A Series of Embarrassing Events
There is a bus shelter on Aro Street that nobody will sit in. I walked past it almost every day last year. During the winter, bus goers would huddle outside, staring wistfully at it as hail ricocheted off its tin roof.
I knew there must be a rational explanation for their fear. I liked thinking about it as I walked to school. Did they think it was haunted? This didn’t seem unreasonable; Aro inhabitants are superstitious people. I was told with absolute conviction recently that a cat murderer lives on Aro Street. The evidence? “Haven’t you seen all the missing cat posters down that road?”
I became obsessed with this bus shelter. I would arrive at my lectures unable to tear my thoughts away from its mysterious powers of repulsion. I had to do something about it before it resulted in a failed year at university. I had to go inside.
I planned it carefully—I didn’t want to mess it up. It was a bright autumn day; children were playing at the nearby park and cars were passing frequently. I took a deep breath and stepped inside.
I dry retched as I was overpowered by the stench of urine and vomit.

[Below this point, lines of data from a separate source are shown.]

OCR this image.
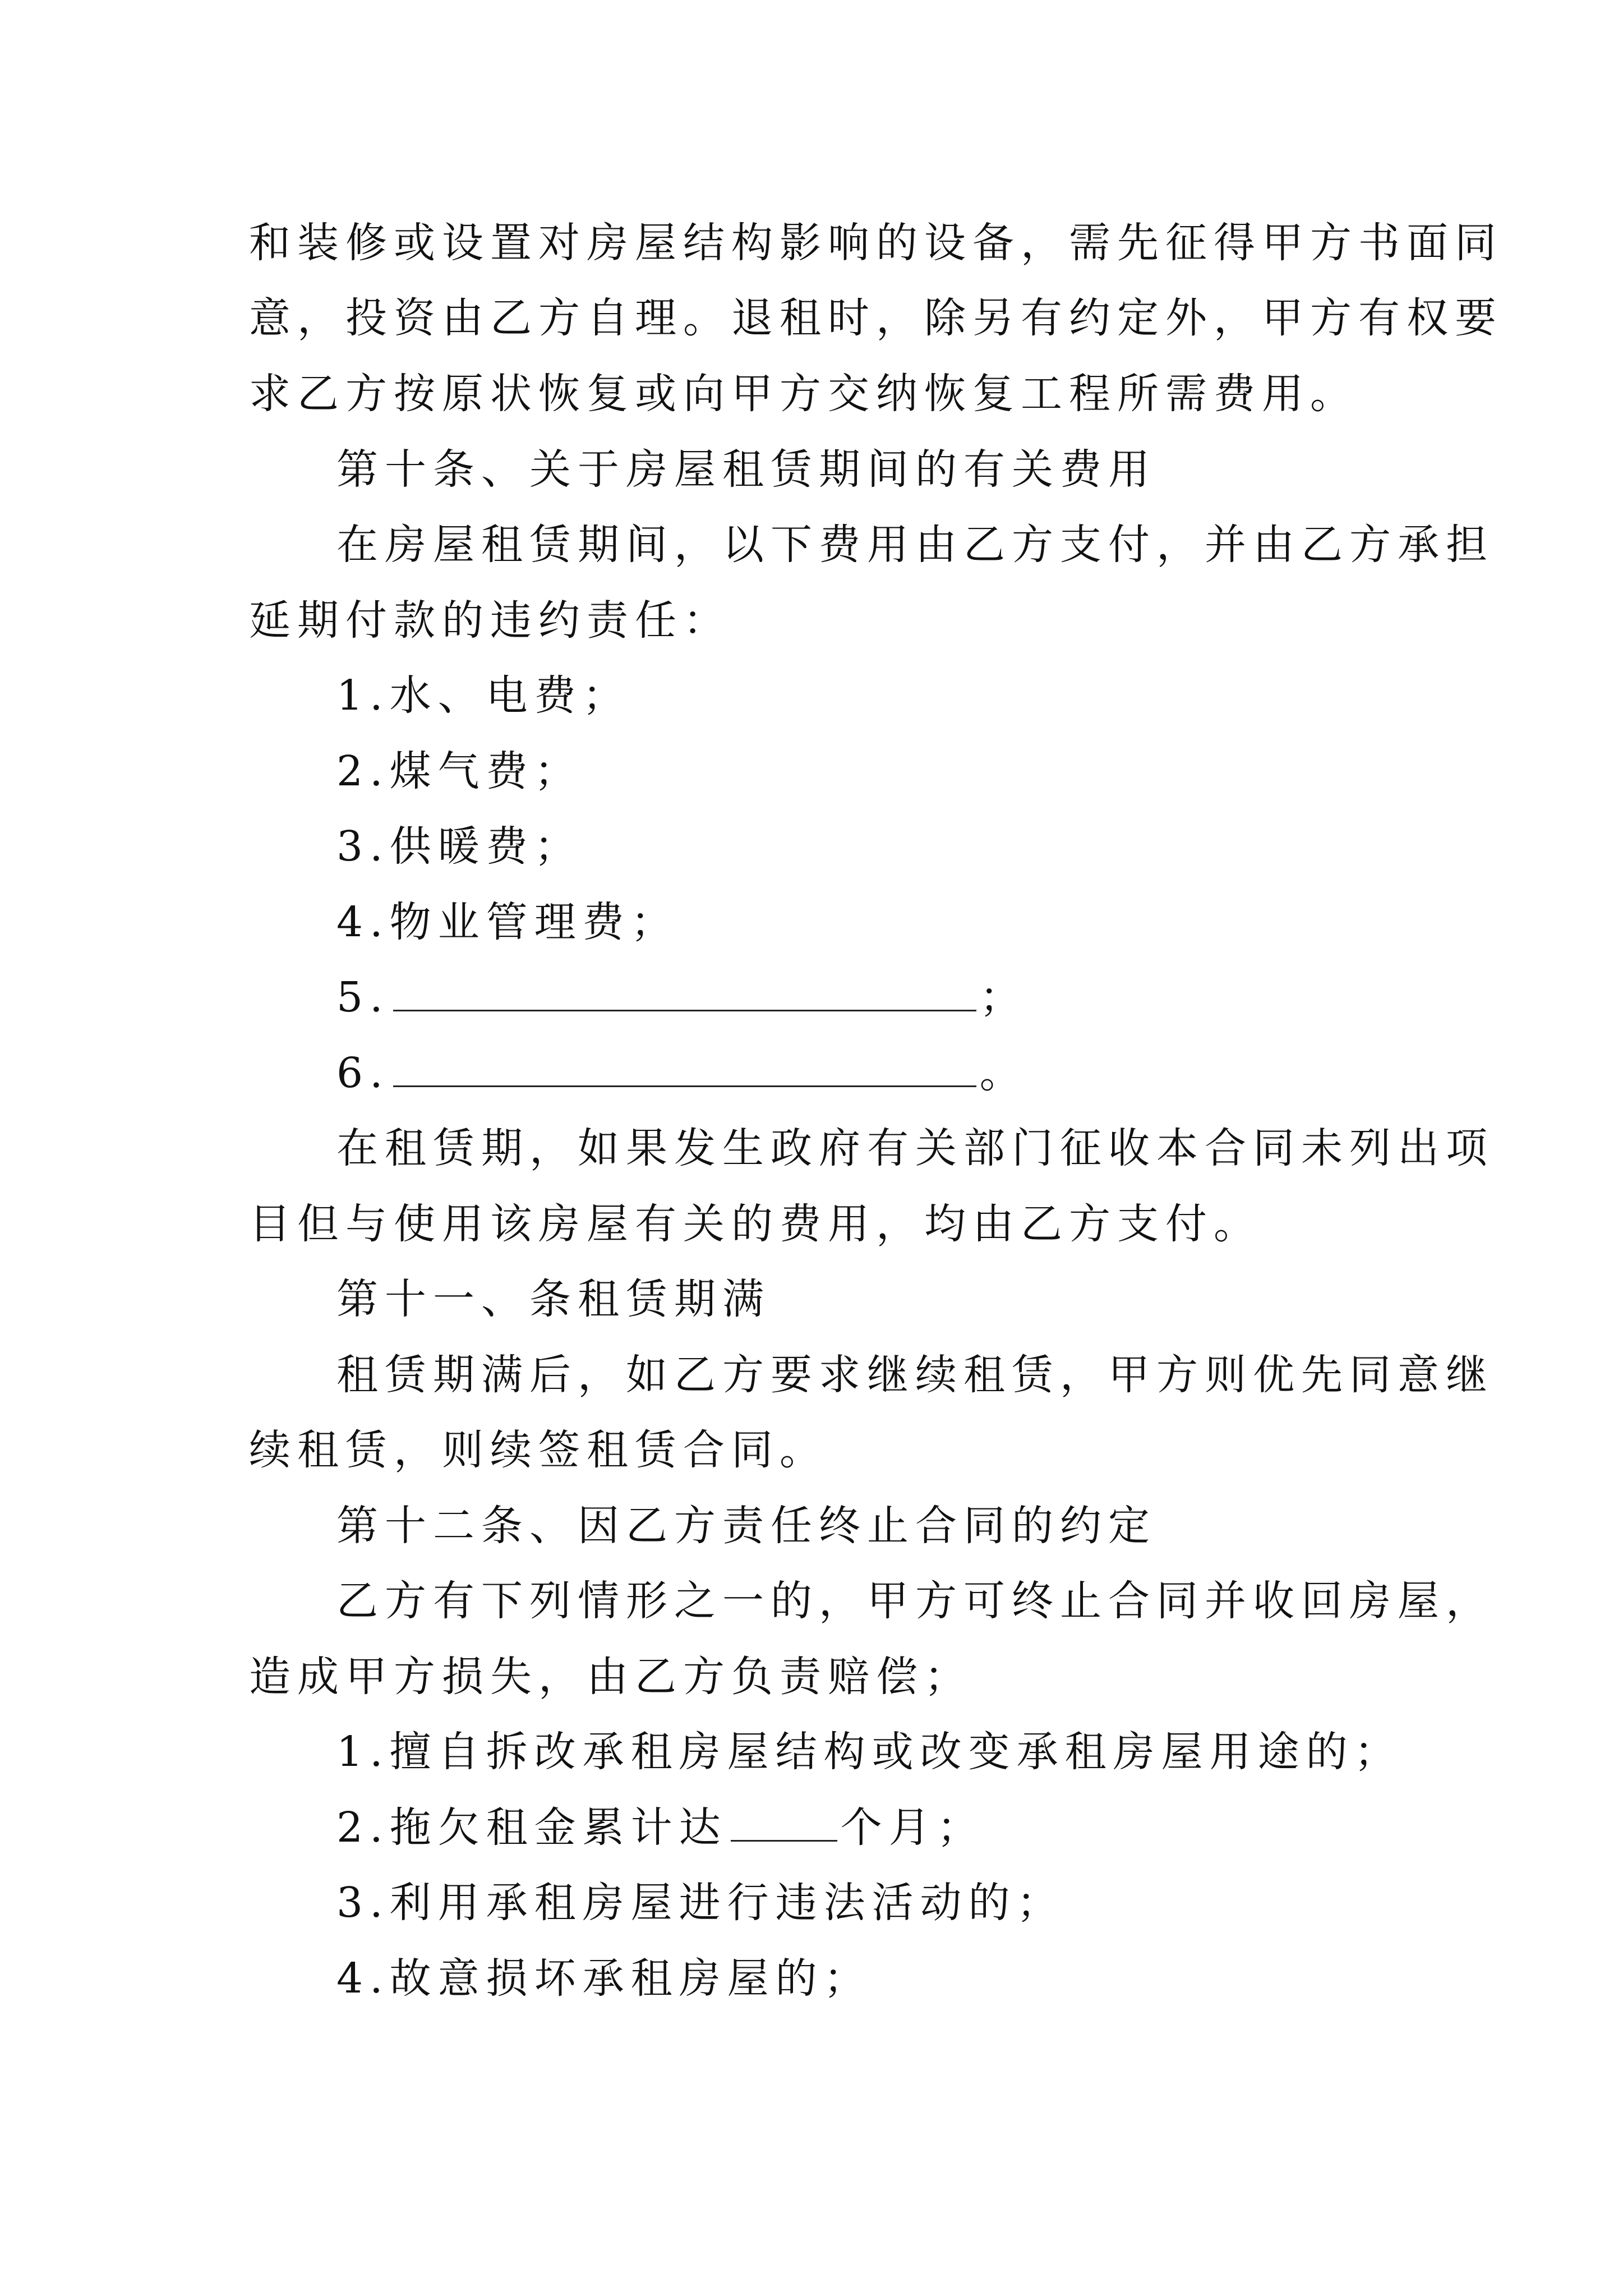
和装修或设置对房屋结构影响的设备，需先征得甲方书面同
意，投资由乙方自理。退租时，除另有约定外，甲方有权要
求乙方按原状恢复或向甲方交纳恢复工程所需费用。
第十条、关于房屋租赁期间的有关费用
在房屋租赁期间，以下费用由乙方支付，并由乙方承担
延期付款的违约责任：
1.水、电费；
2.煤气费；
3.供暖费；
4.物业管理费；
5.	；
6.	。
在租赁期，如果发生政府有关部门征收本合同未列出项
目但与使用该房屋有关的费用，均由乙方支付。
第十一、条租赁期满
租赁期满后，如乙方要求继续租赁，甲方则优先同意继
续租赁，则续签租赁合同。
第十二条、因乙方责任终止合同的约定
乙方有下列情形之一的，甲方可终止合同并收回房屋，
造成甲方损失，由乙方负责赔偿；
1.擅自拆改承租房屋结构或改变承租房屋用途的；
2.拖欠租金累计达	个月；
3.利用承租房屋进行违法活动的；
4.故意损坏承租房屋的；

Drunks do the darndest things.
There must have been something especially funny in the air this weekend. I woke up on Sunday in Myrtle Manor, my new flat, and the air was thick with unusually intense hung-over self-loathing. We sat outside in our overgrown courtyard, affectionately named ‘Smokers Paradise,’ and swapped stories. We were a sheepish bunch.
Grace was the first to speak. Her head was in her hands, and etched in her voice was a kind of muffled mortification.
“Cupcakes…” she said, almost choking on the word. “…Cupcakes. I was at my mothers 50th birthday and I threw cupcakes at her friends. Oh God.”
I would have never picked Grace as the cupcake-throwing type. I’ve known her for years, and she has never before been inclined to bowl baked goods.
“It was the vodka,” she groaned. Drunks do the darndest things.
Lily and Harry exchanged glances with raised eyebrows.
“You were almost as obnoxious as us then,” said Harry as he launched into a story about the previous night. The two had stumbled into Midnight Café on their way home. The line was long, and the room was spinning. When the barista asked them how they were, Harry had replied with what he thought was acidic wit—
“Fine, but starving.”
“Cunt,” replied the barista. At this point Lily and Harry launched into a chant that went something along the lines of, “Serv-ice, serv-ice, serve us, serve us!” They then proceeded to call the poor, tired barista “a disgrace to the profession,” and stormed out haughtily holding hands.
“It was the Country Red,” they groaned. Drunks do the darndest things.
They looked at me, recognising on my face the same guilty, embarrassed look that they themselves were feeling. This was becoming more a counseling session than one of the normal Sunday morning catch-ups.
“I just didn’t want to dance,” I croaked. They pressed me for more. I told them about my shouting at a poor girl who was trying to be nice. I had never met her before, but she was insistent that I dance with her on the balcony of San Fran. In a moment of madness I had started mimicking everything she said. I think I went on too long. By the time I stopped she was in tears. Oh God. If you’re reading this, I’m sorry. It was the gin. Drunks do the darndest things.
My cellphone started ringing as I finished the story. It was my mother. We exchanged pleasantries, but it wasn’t long before she was asking my advice.
“I had too much brandy last night,” she began. She then questioned whether it was okay to ask the awkward, mumbling student if he’s gay because of his patent leather shoes. I held my tongue and told her about Grace and the cupcakes. She seemed reassured.
I hung up and looked around at my grinning friends. Life, we had realised, is just the stuff in between moments of intense humiliation. Embarrassment haunts us from the first time we wee ourselves at school, to the last time we fall off our shower stool in our old age.
There was a choice to be made. Were we to sit, wallowing in shamefaced guilt for the rest of our Sunday, or were we to forget the previous night and go to the Adelaide for a drink?
We went to the Adelaide. I think I had one drink too many. There was a bus shelter on the way home. Enough said.